Fahrenheit 451 | How Bradbury’s dystopian prediction of the future is alarmingly accurate

An analysis of Ray Bradbary’s 1953 novel “Fahrenheit 451”.

One of the most important functions of dystopian fiction is to satirise and criticise contemporary society. These stories are set in a near or far future in which the bad sides (according to the writer) of contemporary culture are exaggerated. These hypothetical prospects need not be realistic per se. Dystopian fiction does not necessarily predict how things are going to become, but rather highlights different aspects of how society already is, often to warn or open peoples eyes to what can be subtle dangers in society.

In Ray Bradbury’s classic novel from 1953, Fahrenheit 451, he describes a future United States where books are forbidden and mass media is omnipresent. The main character, Montag, is a fireman, and in this future world firemen are not putting out fires but making fires. Montag and his colleagues track down people who are illegally keeping books to burn the books—and in some cases people along with the books. His wife, Mildred, is a housewife with severe memory problems who watches television all day.


The dystopian world of Fahrenheit 451 may seem absurd at first, but at second thought one can see it bares alarming similarity to the modern western world of today. Obviously, books are not forbidden today, but the literacy levels are decreasing. For every generation people read less, choosing the screen instead of the book. When Bradbury wrote Fahrenheit 451, the mobile phone did not exist. In the 40s and 50s, the television had its significant breakthrough and Bradbury’s book is a response to the way this new technology changed peoples lives. This is particularly apparent in the case of Mildred. Har constant TV-watching makes her detached from the real world. She is very cold, distant, and unreadable, and her only attachment is to the “family” in the soap opera she watches. She even attempts to commit suicide, seemingly unknowingly.
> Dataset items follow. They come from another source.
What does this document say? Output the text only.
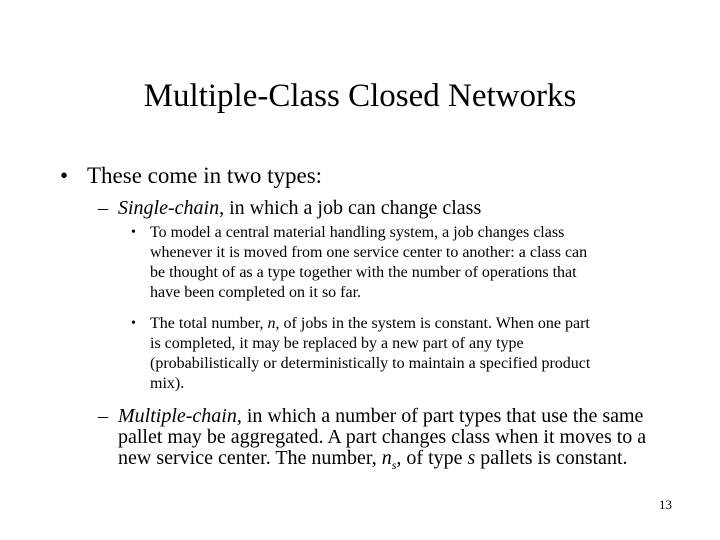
Multiple-Class Closed Networks
• These come in two types:
– Single-chain, in which a job can change class
• To model a central material handling system, a job changes class
whenever it is moved from one service center to another: a class can
be thought of as a type together with the number of operations that
have been completed on it so far.
• The total number, n, of jobs in the system is constant. When one part
is completed, it may be replaced by a new part of any type
(probabilistically or deterministically to maintain a specified product
mix).
– Multiple-chain, in which a number of part types that use the same
pallet may be aggregated. A part changes class when it moves to a
new service center. The number, $n_s$, of type s pallets is constant.
13
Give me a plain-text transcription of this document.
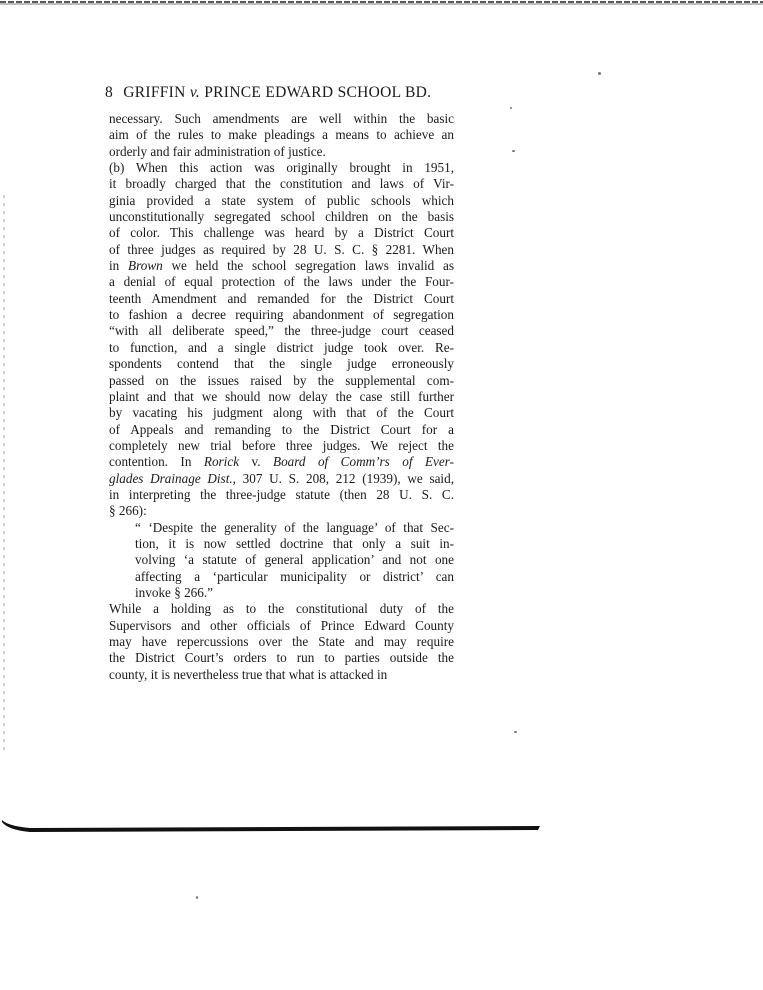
8 GRIFFIN v. PRINCE EDWARD SCHOOL BD.
necessary. Such amendments are well within the basic
aim of the rules to make pleadings a means to achieve an
orderly and fair administration of justice.
(b) When this action was originally brought in 1951,
it broadly charged that the constitution and laws of Vir-
ginia provided a state system of public schools which
unconstitutionally segregated school children on the basis
of color. This challenge was heard by a District Court
of three judges as required by 28 U. S. C. § 2281. When
in Brown we held the school segregation laws invalid as
a denial of equal protection of the laws under the Four-
teenth Amendment and remanded for the District Court
to fashion a decree requiring abandonment of segregation
“with all deliberate speed,” the three-judge court ceased
to function, and a single district judge took over. Re-
spondents contend that the single judge erroneously
passed on the issues raised by the supplemental com-
plaint and that we should now delay the case still further
by vacating his judgment along with that of the Court
of Appeals and remanding to the District Court for a
completely new trial before three judges. We reject the
contention. In Rorick v. Board of Comm’rs of Ever-
glades Drainage Dist., 307 U. S. 208, 212 (1939), we said,
in interpreting the three-judge statute (then 28 U. S. C.
§ 266):
“ ‘Despite the generality of the language’ of that Sec-
tion, it is now settled doctrine that only a suit in-
volving ‘a statute of general application’ and not one
affecting a ‘particular municipality or district’ can
invoke § 266.”
While a holding as to the constitutional duty of the
Supervisors and other officials of Prince Edward County
may have repercussions over the State and may require
the District Court’s orders to run to parties outside the
county, it is nevertheless true that what is attacked in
The case of Mildred is very severe, and hopefully, TV-watching has not caused such symptoms for anyone. But watching TV too much as a means of escape from reality is dangerous. The room with television screens on all four walls in which Mildred sits can be compared to the new technological innovation of virtual reality, in which one is almost completely transported to the world of the screen. Mildred’s constant screen-watching can also be compared to the modern usage of smartphones. In a study made by the Kaiser Family Foundation in 2010 about the media usage of teens, they found that an average 8- to 18-year-old in the US consumes media for 7.5 hours a day. If counting the recommended eight hours of sleep that would mean teenagers use media for almost half of their awake time. The smartphone has nearly become what in Fahrenheit 451 is the four-walled television.

There is a passage in the book in which Beatty talks about how why books have disappeared. He explains how books got shorter and shorter in the twentieth century. ”Classics cut to fit fifteen-minute radio shows, then cut again to fill a two-minute book column, winding up at last as a ten- or twelve-line dictionary resume. I’m exaggerating, of course.” The irony of this statement is that Beatty’s ”exaggeration” is no exaggeration at all. Now there are websites providing summaries of classics as short as a text message or snapchat.

But what is the problem about this? Why do we need books at all?

This question is raised in Fahrenheit 451 as well. Montag goes to his friend Faber for guidance. ”We have everything we need to be happy, but we aren’t happy,” he complains, suggesting books may be the key to happiness. But Faber rejects this. ”It’s not books you need, it’s some of the things that once were in books,” he says. ”There is nothing magical in them at all. The magic is only in what books say, how they stitched the patches of the universe together into one garment for us … They show the pores in the face of life. The comfortable people want only wax moon faces, poreless, hairless, expressionless … The same infinite detail and awareness could be projected through the radios and televisors, but are not.”

Through the words of Faber, Bradbury asserts that there is nothing wrong with television per se, but simply in the way television as means of constant entertainment can hinder us to understanding the world and ourselves. The purpose of art, according to Bradbury, is to ”show the pores in the face of life.” These pores are the close details and unexplored parts of existence. They can be uncomfortable to approach, but they are important. This is reminiscent of what Milan Kundera writes about in The Art of the Novel, in which he claims the purpose of the novel is the förebygga what he calls ”the forgetting of being.” Kundera writes: ”The wisdom of the novel comes from having a question for everything … The novelist teaches the reader to comprehend the world as a question.” It is this questioning of life and of society that is the true power of the novel. As changes occur in society, novels are needed to explore how these changes affect us. And this is what Fahrenheit 451 does: it explores the effect of technology on our lives. And today, more than sixty years since Bradbury’s novel was published, with all the technological development that has occurred, Fahrenheit 451 is more relevant than ever.